Each spring as the sun approaches its zenith in the northern hemisphere, an explosion of flowers and plants arrives on the bluffs above the Loire River in the heart of French chateau country. This year, as the daily press shines its klieg lights on the flaming idiocy of the current American regime and its determination to melt the polar ice caps while rendering our fields and forests into charred wastelands, a visit to the sublime gardens and art parks of the Chateau Chaumont feels more vital than ever. As in every year, twenty garden and landscape designers have been invited to show their vegetative schemes on a three acre slope near the chateau.
This summer the theme is Flower Power. Despite the banal title, these land artists are directly confronting the wasteful, destructive politics that threaten all living creatures, whether we are primordial ferns, frogs and water witches or humans searching for refuge.

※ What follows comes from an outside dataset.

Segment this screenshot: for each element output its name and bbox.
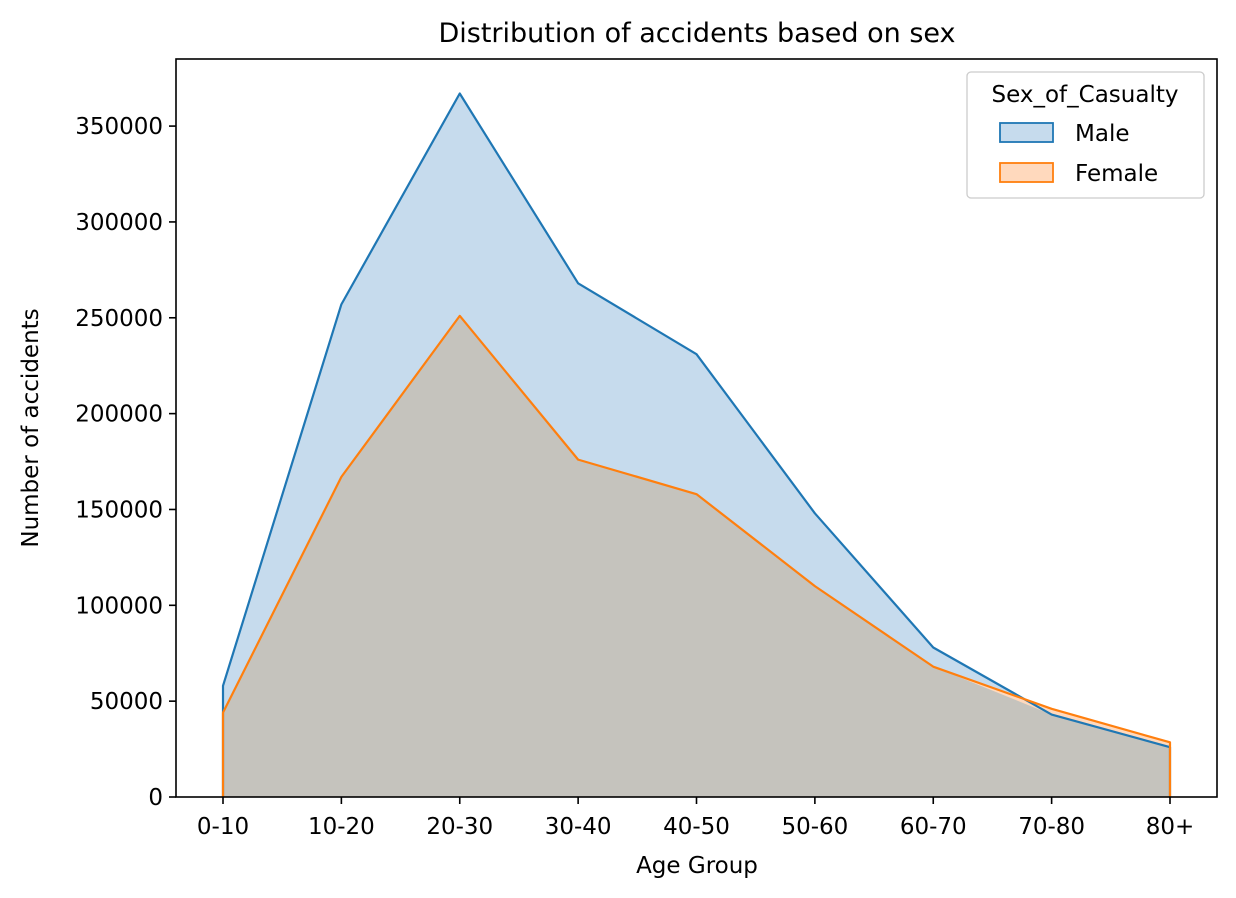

I was there on one of the long holiday weekends that turn the month of May into a moving periscope on summer pleasures to come. Hundreds of visitors, mostly families with children, stood waiting under the hot sun for the park’s 10 a.m. opening.
The twenty installations, given over to hundreds of flowering vines, shrubs, trees and plants serve two missions: first to delight the eye and the perfume the air; second to remind us of the sacred essence gardens have possessed since time immemorial. Early in the tour just before entering a misty forest glade, is a long narrow pool that could have been a direct transplant from the Zoroastrian gardens of ancient Persia.

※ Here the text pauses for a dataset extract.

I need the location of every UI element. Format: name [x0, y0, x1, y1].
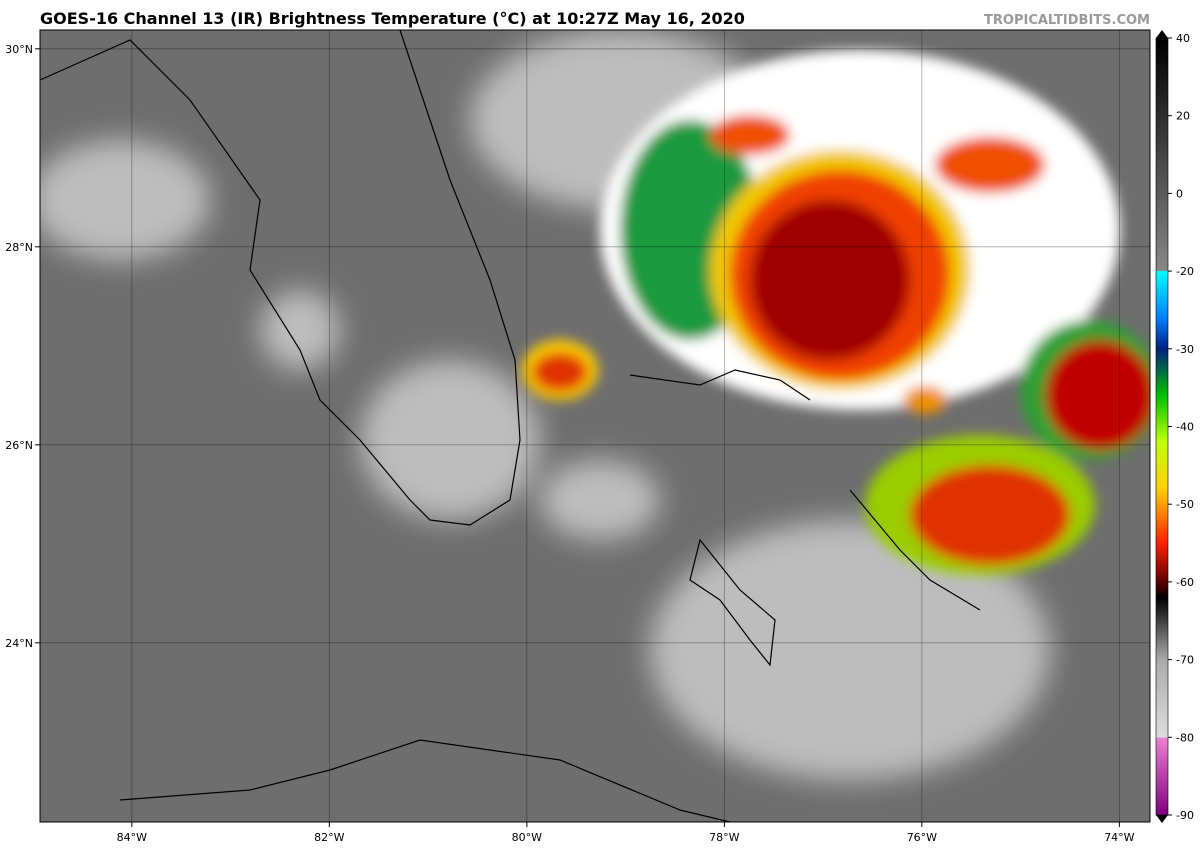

The Zoroastrians are widely credited with having been the first great garden designers as vital monuments to the gods at the same time as offering cool redoubts for quiet meditation and reflection. Long pools and canals, dominant themes in this year’s Chaumont gardens, were symbols of Paradise—etymologically the walls of the gods—where the soul could find sustenance and renewal. That notion of the garden as a sacred refuge especially in times of conflict and division persisted across the Greek and Roman dominion of the Mediterranean, then into select Medieval monastic settlements, renewed by the Italian Renaissance before being captured by the great chateaux of royalist France.
All too often in the American lexicon, we take our gardens as pedestrian feeding fields or as amusements for the idle rich. Both are a betrayal of the core notion of a garden as Andrea Wulf has brilliantly reminded us in her recent book, The Founding Gardeners, about the scientific and spiritual importance of gardens to Washington, Jefferson, Adams, Hamilton and their comrades in earliest America. For these 18th century Founders, North and South, the garden represented much more: it was a merging point between science and spirit where Nature (with a big N) in the “New” (and for them unsettled and uncivilized) world came to terms with rules and order to create a new way of life and a new kind of society. A well wrought garden was understood as a birthing ground both for the multitude of plants the Founders were discovering but also for a new sort of civilization for eager, anxious (white) people.
All these far flung thoughts bubble up in the two hours it takes to appreciate fully the gardens at Chaumont, the most fanciful of the Loire Valley chateaux. The intention of the landscape is as well very clear, as in a series of walls—all white on their front sides—multi-colored when you step ahead to regard their back sides.
It is hard to imagine a better respite from the acid ignorance of the mop-headed pretender in Washington and his friend and diabolical benefactor on the Volga—though one thought did occur as we passed a simple installation dominated by Red Hot Poker plant indigenous to Eritrea.